Another Apotex manufacturing facility, ARPL, was also dealing with similar issues at this time, including an FDA Import Alert and a request from Health Canada that Apotex voluntarily quarantine all products made by the facility, which it did for a brief time.

In the fall of 2014, the media reported on the issues and the manner in which Health Canada was addressing the matter: “the articles and editorials [were] highly critical of Health Canada and the Minister, portraying them as inept in comparison to the FDA, particularly in their regulatory approach towards Apotex, and attacking them for failing to protect the health of Canadians against suspect drugs.” The intense media scrutiny led to “vigorous questioning of the Minister in the House of Commons” and “an immediate reaction at Health Canada and in the Minister’s Office.”

As a result of a teleconference with the FDA, Health Canada was apprised of “new information” that it claimed “formed the basis for their regulatory action and resulting Import Ban of products from APIPL and ARPL.” The very next day, on September 30, 2014, and without notice, Health Canada advised Apotex that the Canadian Border Services Agency had been instructed to immediately restrict the import of drugs from the Indian manufacturing facilities. That same day, Apotex was also informed of the Import Ban by a call from Health Canada, press releases were issued by Health Canada and the Minister, and a list of the banned products was posted on Health Canada’s website. Prior to this time, Health Canada had not provided Apotex with any indication that the regulatory concerns with APIPL or ARPL could result in an Import Ban.

Judicial review application

Apotex commenced the judicial review application seeking, among other things, to have the Import Ban quashed.

The Court held that the Minister did not afford Apotex adequate procedural fairness:

  1. the Minister was procedurally unfair as she did not provide Apotex with any notice and deprived Apotex of an opportunity to be heard before the Import Ban was imposed unilaterally, thus denying Apotex the basic procedural rights required in the circumstances;
  2. there was no demonstration of a reasonable apprehension of bias, either from a lack of independence or impartiality; and
  3. the evidence demonstrated that the Minister acted for an improper purpose:

    “The above facts suggest that the Import Ban was motivated by the Minister’s desire to ease pressure triggered from the media and in the House of Commons – a purpose falling outside her delegated authority …. The Minister’s actions were therefore ultra vires and she erred in her exercise of jurisdiction by implementing an Import Ban …”

While unnecessary to consider whether the Minister acted beyond/without legislative authority in view of the above findings, the Court proceeded to make comments on this issue, stating that “the Minister used the correct statutory mechanism to add terms and conditions to Apotex’s ELs. However, in the present circumstances (when the Minister imposes terms and conditions on an existing EL under subsection C.01A.008(4)), the most basic procedural protections, like notice and reasons for imposing the new terms and conditions, should be afforded.”

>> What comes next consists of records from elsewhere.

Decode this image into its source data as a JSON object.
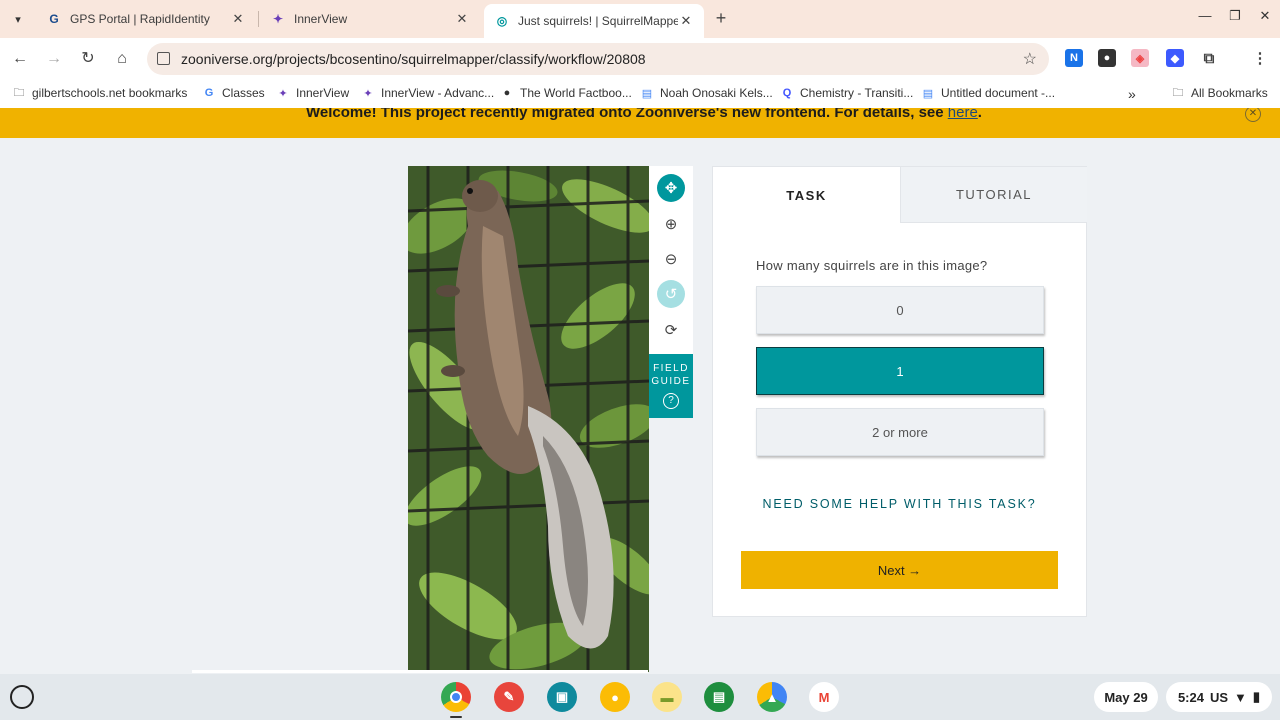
{
  "browser": {
    "tabs": [
      {
        "title": "GPS Portal | RapidIdentity",
        "icon": "G",
        "active": false
      },
      {
        "title": "InnerView",
        "icon": "innerview-icon",
        "active": false
      },
      {
        "title": "Just squirrels! | SquirrelMapper",
        "icon": "zooniverse-icon",
        "active": true
      }
    ],
    "url": "zooniverse.org/projects/bcosentino/squirrelmapper/classify/workflow/20808",
    "bookmarks": [
      {
        "label": "gilbertschools.net bookmarks",
        "icon": "folder-managed-icon"
      },
      {
        "label": "Classes",
        "icon": "google-icon"
      },
      {
        "label": "InnerView",
        "icon": "innerview-icon"
      },
      {
        "label": "InnerView - Advanc...",
        "icon": "innerview-icon"
      },
      {
        "label": "The World Factboo...",
        "icon": "cia-seal-icon"
      },
      {
        "label": "Noah Onosaki Kels...",
        "icon": "docs-icon"
      },
      {
        "label": "Chemistry - Transiti...",
        "icon": "quizlet-icon"
      },
      {
        "label": "Untitled document -...",
        "icon": "docs-icon"
      }
    ],
    "all_bookmarks": "All Bookmarks",
    "more_bookmarks": "»"
  },
  "banner": {
    "text": "Welcome! This project recently migrated onto Zooniverse's new frontend. For details, see ",
    "link": "here",
    "suffix": "."
  },
  "tools": {
    "field_guide_line1": "FIELD",
    "field_guide_line2": "GUIDE",
    "help_glyph": "?"
  },
  "task_panel": {
    "tabs": [
      "TASK",
      "TUTORIAL"
    ],
    "question": "How many squirrels are in this image?",
    "answers": [
      {
        "label": "0",
        "selected": false
      },
      {
        "label": "1",
        "selected": true
      },
      {
        "label": "2 or more",
        "selected": false
      }
    ],
    "help_link": "NEED SOME HELP WITH THIS TASK?",
    "next_label": "Next →"
  },
  "shelf": {
    "date": "May 29",
    "time": "5:24",
    "locale": "US"
  },
  "colors": {
    "accent_teal": "#00979d",
    "banner_yellow": "#f0b200",
    "next_yellow": "#efb200"
  }
}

The Court also held that the Minister’s decision was neither reasonable nor correct as it was motivated by an improper purpose and did not afford Apotex the procedural protections required by law, and it therefore quashed the decision. The Court held that the public statements made by the Minister and Health Canada in relation to the Import Ban were similarly invalid and thus ordered them to be retracted.